Can an Agile Development Approach Work for a Data Warehouse?

By now, Agile development methodologies have more than proven themselves in the software engineering industry. Agile & Scrum has provided development teams with a process that is lightweight, flexible and effective in keeping software projects on-time, on-budget and closer to user expectations.

So why can’t we apply that same approach to data warehouse and BI projects? Well, we can. In this post, I’ll kick-off my conversations with you about how you can apply Agile Scrum for your DW & BI development teams. Many lessons that I’ve learned @ both Oracle and Microsoft will be applied here as well as the practices that we apply @ Razorfish, many of which originate from Ken W. Collier’s exellect book Agile Analytics, which I highly recommend.

One of the effective approaches that Ken takes in his book is the same teaching mechanism that I use, which is to teach the basics of Agile Scrum development and adapt to DW & BI practices. I’ll dive into this throughout my posts to make that more clear. But for now, simply think about the Agile Manifesto and the principles applied therein, namely self-organizing teams, working software for each Sprint review in Scrum and user stories for voice of the customer. From there, we’ll work in the specifics of DW & BI development, which is different in many aspects to developing software in Java or .NET. And since we’re using basic Agile Scrum practices, nearly any good book or article on forming Scrum teams will work.

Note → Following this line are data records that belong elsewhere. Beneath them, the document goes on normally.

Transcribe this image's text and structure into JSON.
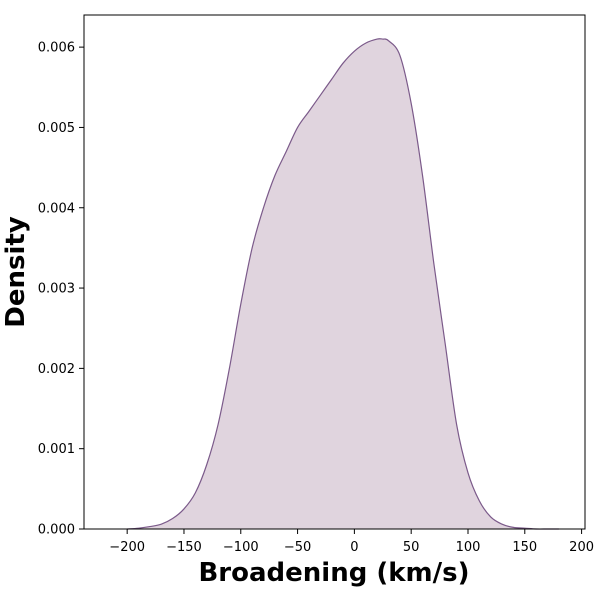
{
  "chart_data": {
    "type": "area",
    "title": "",
    "xlabel": "Broadening (km/s)",
    "ylabel": "Density",
    "xlim": [
      -238,
      203
    ],
    "ylim": [
      0,
      0.0064
    ],
    "xticks": [
      -200,
      -150,
      -100,
      -50,
      0,
      50,
      100,
      150,
      200
    ],
    "xtick_labels": [
      "−200",
      "−150",
      "−100",
      "−50",
      "0",
      "50",
      "100",
      "150",
      "200"
    ],
    "yticks": [
      0,
      0.001,
      0.002,
      0.003,
      0.004,
      0.005,
      0.006
    ],
    "ytick_labels": [
      "0.000",
      "0.001",
      "0.002",
      "0.003",
      "0.004",
      "0.005",
      "0.006"
    ],
    "grid": false,
    "legend": "none",
    "series": [
      {
        "color": "#7b5a8a",
        "fill": "#e0d4de",
        "x": [
          -200,
          -190,
          -180,
          -170,
          -160,
          -150,
          -140,
          -130,
          -120,
          -110,
          -100,
          -90,
          -80,
          -70,
          -60,
          -50,
          -40,
          -30,
          -20,
          -10,
          0,
          10,
          20,
          25,
          30,
          40,
          50,
          60,
          70,
          80,
          90,
          100,
          110,
          120,
          130,
          140,
          150,
          160,
          170,
          180
        ],
        "y": [
          0.0,
          1e-05,
          3e-05,
          6e-05,
          0.00013,
          0.00025,
          0.00045,
          0.0008,
          0.0013,
          0.002,
          0.0028,
          0.0035,
          0.004,
          0.0044,
          0.0047,
          0.005,
          0.0052,
          0.0054,
          0.0056,
          0.0058,
          0.00595,
          0.00605,
          0.0061,
          0.0061,
          0.00608,
          0.0059,
          0.0053,
          0.0044,
          0.0033,
          0.0023,
          0.0013,
          0.0007,
          0.00035,
          0.00015,
          6e-05,
          2e-05,
          1e-05,
          0.0,
          0.0,
          0.0
        ]
      }
    ]
  }
}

I also like to emphasize TDD (test-driven development) as an approach that is most effective to quality products in business intelligence and data warehouse solutions. To classic software development professionals, this may seem like a no-brainer. TDD has been also proven very effective at producing quality iterations in development cycles. However, once again, in the DW & BI world, TDD is a bit more difficult. Sticking with data warehouse development for this initial post, it’s important to remember that DW professionals will develop solutions using ETL 4GL tools, SQL code and workflow integration packages. Tool vendors like Microsoft (Visual Studio with Data-Tier Applications, SSIS 2012 and TFS include some support for Agile, versioning, releases and TDD) and open-source tools like Pentaho are moving more & more toward Agile BI.

But generally speaking, it can be challenging for DWBI developers to easily integrate these Agile practices into the development cycle.

My experience has been that it is possible to self-organize, test-first, generate user stories and develop from a backlog in 30-day iterations with working solutions at the end of each iteration in the DWBI world. There is, however, a specific persona in these projects whose job becomes more challenging, as opposed to easier, with Agile, that is not found as much in other software engineering projects. That is the role of the data modeler.

In large and highly-integrated data warehouse solutions, the data modeler is especially important, as you will likely benefit from a canonical model with Web Services integration and contract-first approaches. This can make the reality of a highly-flexible 30-day iteration approach difficult for a role whose intent is to keep things locked-down and with a scope that is quite larger. Certainly much larger than what can be accomplished in 30 days.

Therefore, the approach that we took was to plan a separate set of data modeling sprints that were devised from a backlog coming from user stories that were developed before Sprint Zero even began on the DW project. Within 3 months, we had the model defined such that services, analytics, UX and other areas of the solution could work against a solid set of interfaces. Those Sprints also gave us the opportunity to test and prove-out the model before moving forward by using prototype mock-up reports that used completely auto-generated data in the databases.

So, that’s a starting point for your journey into Agile Analytics from my perspective. I’ve worked on a number of very large DWBI projects where we chose to organize in Agile Scrum teams and it has worked very effectively. There were a number of growing pains, as in each case, many of the team members were new to the approach. I’ll keep posting here and sharing my experiences and lessons learned to help you on your way to successful data warehouse business intelligence projects!